The trial court carefully analyzed the testimony of the appraisers employed by the State and the defendants. The evidence is conclusive that the property was part of a planned subdivision which had been under development for a period of six years before the expropriation. The development had been systematically performed, and all the evidence indicated that the remainder was suitable for subdivision development, and would in due course, as nearly as could be predicted, reach a state of complete development. Although some part of the land taken actually, at the time of taking, contained some growing crops, the trial court found that the transition into residential lots was “reasonably prospective, not speculative, so should be valued as subdivision property.” The appraisal of one of the defendants’ witnesses was accepted by the trial court.
The Court of Appeal, 236 So.2d 40, accepted the findings of the trial court that the appraisal of Angers represented fair market value, with this exception: the Court of Appeal found that Angers based his “evaluation of the lots on the basis that all lots could be sold on the day of the expropriation.” Averting to the history of the development, and noting that the developers moved in an orderly fashion in extending streets and utilities, the Court of Appeal deduced that “a five to ten year delay would be expected for improving these undeveloped lots and placing them on the market.” Consequently, Angers’ appraisal for certain of the tracts was reduced in the Court of Appeal.
*1197The State criticized Angers’ method of appraisal. It is argued that property not lying on a completed street with the utilities at hand should be valued on an acreage basis as “potential subdivision development.” Angers, on the other hand, used comparable sales to establish a front foot or square foot value of the lots which lay in various stages of development. He then computed the cost of converting the lots to fully developed subdivision property. These costs included necessary work to complete streets, drainage, sewage disposal and utilities. He then deducted the cost of such improvements from the value he had attributed to each lot.
Although there was a wide difference in the results reached by the two appraisers, we discern no basic difference in the appraisal methods. Each method was used in an attempt to determine market value. One method basically valued the land in the condition in which it was found at the time of the appraisal. The other valued the land as if it had been brought to readiness for its highest and best use and then subtracted the estimated cost of developing.

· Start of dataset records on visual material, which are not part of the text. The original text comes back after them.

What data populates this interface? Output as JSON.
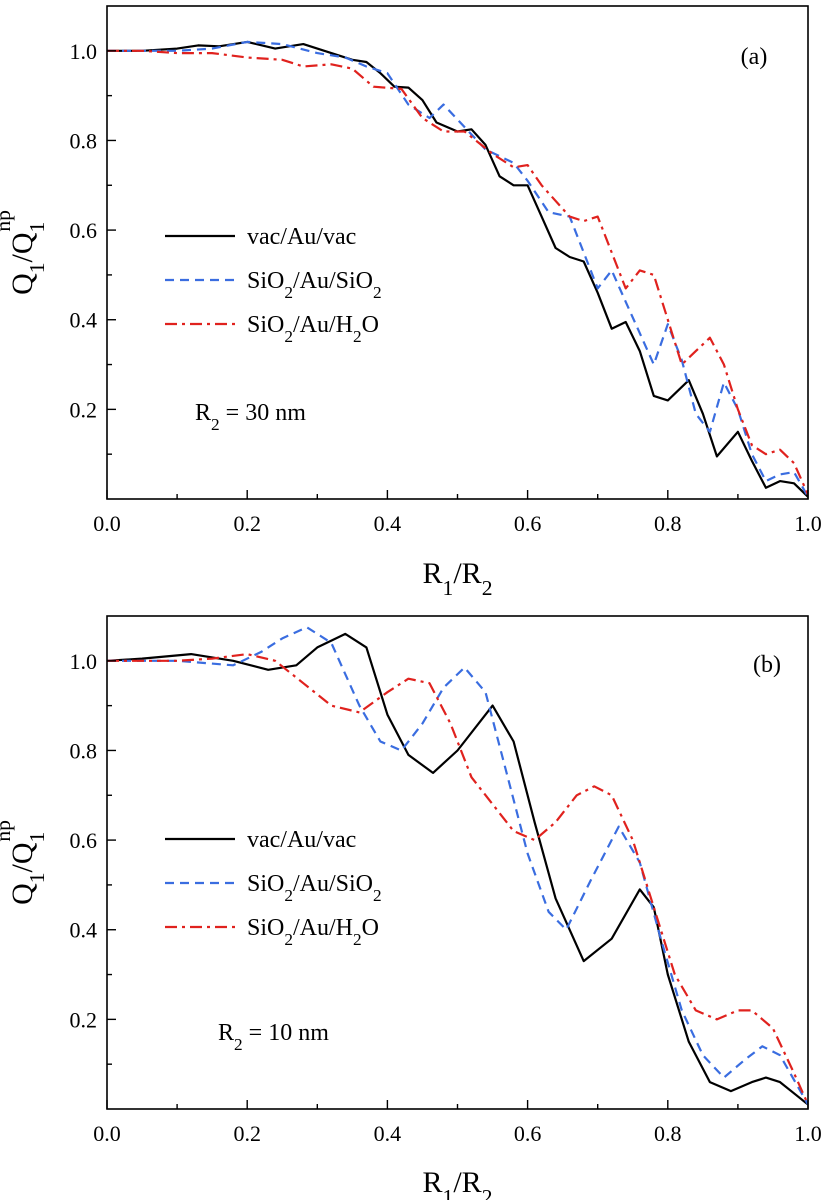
{
  "chart_data": [
    {
      "type": "line",
      "panel_label": "(a)",
      "annotation": {
        "text": "R",
        "sub": "2",
        "rest": " = 30 nm"
      },
      "xlabel": {
        "main": "R",
        "sub1": "1",
        "mid": "/R",
        "sub2": "2"
      },
      "ylabel": {
        "main": "Q",
        "sub1": "1",
        "mid": "/Q",
        "sub2": "1",
        "sup": "np"
      },
      "xlim": [
        0.0,
        1.0
      ],
      "ylim": [
        0.0,
        1.1
      ],
      "xticks": [
        "0.0",
        "0.2",
        "0.4",
        "0.6",
        "0.8",
        "1.0"
      ],
      "yticks": [
        "0.2",
        "0.4",
        "0.6",
        "0.8",
        "1.0"
      ],
      "legend": [
        {
          "parts": [
            [
              "vac/Au/vac",
              ""
            ]
          ]
        },
        {
          "parts": [
            [
              "SiO",
              ""
            ],
            [
              "2",
              "sub"
            ],
            [
              "/Au/SiO",
              ""
            ],
            [
              "2",
              "sub"
            ]
          ]
        },
        {
          "parts": [
            [
              "SiO",
              ""
            ],
            [
              "2",
              "sub"
            ],
            [
              "/Au/H",
              ""
            ],
            [
              "2",
              "sub"
            ],
            [
              "O",
              ""
            ]
          ]
        }
      ],
      "series": [
        {
          "color": "#000000",
          "dash": "solid",
          "x": [
            0.0,
            0.05,
            0.1,
            0.13,
            0.16,
            0.2,
            0.24,
            0.28,
            0.31,
            0.35,
            0.37,
            0.39,
            0.41,
            0.43,
            0.45,
            0.47,
            0.5,
            0.52,
            0.54,
            0.56,
            0.58,
            0.6,
            0.62,
            0.64,
            0.66,
            0.68,
            0.7,
            0.72,
            0.74,
            0.76,
            0.78,
            0.8,
            0.83,
            0.85,
            0.87,
            0.9,
            0.92,
            0.94,
            0.96,
            0.98,
            1.0
          ],
          "y": [
            1.0,
            1.0,
            1.005,
            1.012,
            1.01,
            1.02,
            1.005,
            1.015,
            1.0,
            0.98,
            0.975,
            0.95,
            0.92,
            0.918,
            0.89,
            0.84,
            0.82,
            0.825,
            0.79,
            0.72,
            0.7,
            0.7,
            0.63,
            0.56,
            0.54,
            0.53,
            0.46,
            0.38,
            0.395,
            0.33,
            0.23,
            0.22,
            0.265,
            0.19,
            0.095,
            0.15,
            0.085,
            0.025,
            0.04,
            0.035,
            0.005
          ]
        },
        {
          "color": "#3a6de0",
          "dash": "dashed",
          "x": [
            0.0,
            0.1,
            0.15,
            0.2,
            0.25,
            0.3,
            0.34,
            0.37,
            0.4,
            0.43,
            0.46,
            0.48,
            0.51,
            0.54,
            0.58,
            0.6,
            0.63,
            0.66,
            0.68,
            0.7,
            0.72,
            0.74,
            0.76,
            0.78,
            0.8,
            0.82,
            0.84,
            0.86,
            0.88,
            0.9,
            0.92,
            0.94,
            0.96,
            0.98,
            1.0
          ],
          "y": [
            1.0,
            1.0,
            1.005,
            1.02,
            1.015,
            0.995,
            0.985,
            0.965,
            0.95,
            0.88,
            0.85,
            0.88,
            0.83,
            0.78,
            0.75,
            0.71,
            0.64,
            0.63,
            0.55,
            0.47,
            0.51,
            0.44,
            0.37,
            0.3,
            0.39,
            0.31,
            0.19,
            0.15,
            0.26,
            0.2,
            0.1,
            0.04,
            0.055,
            0.06,
            0.005
          ]
        },
        {
          "color": "#e0221e",
          "dash": "dashdot",
          "x": [
            0.0,
            0.05,
            0.1,
            0.15,
            0.2,
            0.25,
            0.28,
            0.32,
            0.35,
            0.38,
            0.42,
            0.45,
            0.48,
            0.51,
            0.55,
            0.58,
            0.6,
            0.62,
            0.66,
            0.68,
            0.7,
            0.72,
            0.74,
            0.76,
            0.78,
            0.8,
            0.82,
            0.84,
            0.86,
            0.88,
            0.9,
            0.92,
            0.94,
            0.96,
            0.98,
            1.0
          ],
          "y": [
            1.0,
            1.0,
            0.995,
            0.995,
            0.985,
            0.98,
            0.965,
            0.97,
            0.96,
            0.92,
            0.915,
            0.85,
            0.82,
            0.82,
            0.77,
            0.74,
            0.745,
            0.7,
            0.63,
            0.62,
            0.63,
            0.55,
            0.47,
            0.51,
            0.5,
            0.4,
            0.3,
            0.33,
            0.36,
            0.3,
            0.2,
            0.12,
            0.1,
            0.11,
            0.08,
            0.01
          ]
        }
      ]
    },
    {
      "type": "line",
      "panel_label": "(b)",
      "annotation": {
        "text": "R",
        "sub": "2",
        "rest": " = 10 nm"
      },
      "xlabel": {
        "main": "R",
        "sub1": "1",
        "mid": "/R",
        "sub2": "2"
      },
      "ylabel": {
        "main": "Q",
        "sub1": "1",
        "mid": "/Q",
        "sub2": "1",
        "sup": "np"
      },
      "xlim": [
        0.0,
        1.0
      ],
      "ylim": [
        0.0,
        1.1
      ],
      "xticks": [
        "0.0",
        "0.2",
        "0.4",
        "0.6",
        "0.8",
        "1.0"
      ],
      "yticks": [
        "0.2",
        "0.4",
        "0.6",
        "0.8",
        "1.0"
      ],
      "legend": [
        {
          "parts": [
            [
              "vac/Au/vac",
              ""
            ]
          ]
        },
        {
          "parts": [
            [
              "SiO",
              ""
            ],
            [
              "2",
              "sub"
            ],
            [
              "/Au/SiO",
              ""
            ],
            [
              "2",
              "sub"
            ]
          ]
        },
        {
          "parts": [
            [
              "SiO",
              ""
            ],
            [
              "2",
              "sub"
            ],
            [
              "/Au/H",
              ""
            ],
            [
              "2",
              "sub"
            ],
            [
              "O",
              ""
            ]
          ]
        }
      ],
      "series": [
        {
          "color": "#000000",
          "dash": "solid",
          "x": [
            0.0,
            0.05,
            0.12,
            0.18,
            0.23,
            0.27,
            0.3,
            0.34,
            0.37,
            0.4,
            0.43,
            0.465,
            0.5,
            0.55,
            0.58,
            0.61,
            0.64,
            0.68,
            0.72,
            0.76,
            0.78,
            0.8,
            0.83,
            0.86,
            0.89,
            0.92,
            0.94,
            0.96,
            0.98,
            1.0
          ],
          "y": [
            1.0,
            1.005,
            1.015,
            1.0,
            0.98,
            0.99,
            1.03,
            1.06,
            1.03,
            0.88,
            0.79,
            0.75,
            0.8,
            0.9,
            0.82,
            0.64,
            0.47,
            0.33,
            0.38,
            0.49,
            0.45,
            0.3,
            0.15,
            0.06,
            0.04,
            0.06,
            0.07,
            0.06,
            0.035,
            0.01
          ]
        },
        {
          "color": "#3a6de0",
          "dash": "dashed",
          "x": [
            0.0,
            0.1,
            0.18,
            0.22,
            0.25,
            0.285,
            0.32,
            0.36,
            0.39,
            0.42,
            0.45,
            0.48,
            0.51,
            0.54,
            0.57,
            0.6,
            0.63,
            0.655,
            0.69,
            0.73,
            0.76,
            0.79,
            0.82,
            0.85,
            0.88,
            0.91,
            0.935,
            0.96,
            1.0
          ],
          "y": [
            1.0,
            1.0,
            0.99,
            1.02,
            1.05,
            1.075,
            1.04,
            0.9,
            0.82,
            0.8,
            0.86,
            0.94,
            0.985,
            0.93,
            0.75,
            0.57,
            0.44,
            0.4,
            0.51,
            0.63,
            0.55,
            0.38,
            0.22,
            0.12,
            0.07,
            0.11,
            0.14,
            0.12,
            0.01
          ]
        },
        {
          "color": "#e0221e",
          "dash": "dashdot",
          "x": [
            0.0,
            0.1,
            0.15,
            0.2,
            0.24,
            0.28,
            0.32,
            0.36,
            0.4,
            0.43,
            0.46,
            0.49,
            0.52,
            0.55,
            0.58,
            0.61,
            0.64,
            0.67,
            0.695,
            0.72,
            0.75,
            0.78,
            0.81,
            0.84,
            0.87,
            0.9,
            0.92,
            0.95,
            0.98,
            1.0
          ],
          "y": [
            1.0,
            1.0,
            1.005,
            1.015,
            1.0,
            0.95,
            0.9,
            0.885,
            0.93,
            0.96,
            0.95,
            0.86,
            0.74,
            0.68,
            0.62,
            0.6,
            0.64,
            0.7,
            0.72,
            0.7,
            0.6,
            0.45,
            0.3,
            0.22,
            0.2,
            0.22,
            0.22,
            0.18,
            0.08,
            0.01
          ]
        }
      ]
    }
  ]
}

Angers himself recognized that there would be a substantial delay before the entire tract available to the developers was completed and sold. The existence of a market for the partially developed lots is a matter which an appraiser must consider in fixing market value. The imposition of a delay factor of from five to ten years by the Court of Appeal did not render Angers’ evaluation more accurate.
There is no substantial error in the analysis of the appraisal evidence by the district court, and its judgment will be reinstated.
For these reasons, the judgment of the Court of Appeal is set aside, and it is ordered, adjudged and decreed that there be judgment herein in favor of the defendants, Charles A. Patout and Lawrence C. Richard, and against the plaintiff, the State of Louisiana, through the Department of Highways, in the amount of $137,178.00, subject to a credit of $58,800.-00 heretofore withdrawn by the defendants, with legal interest from the date of judicial demand until paid, and all costs.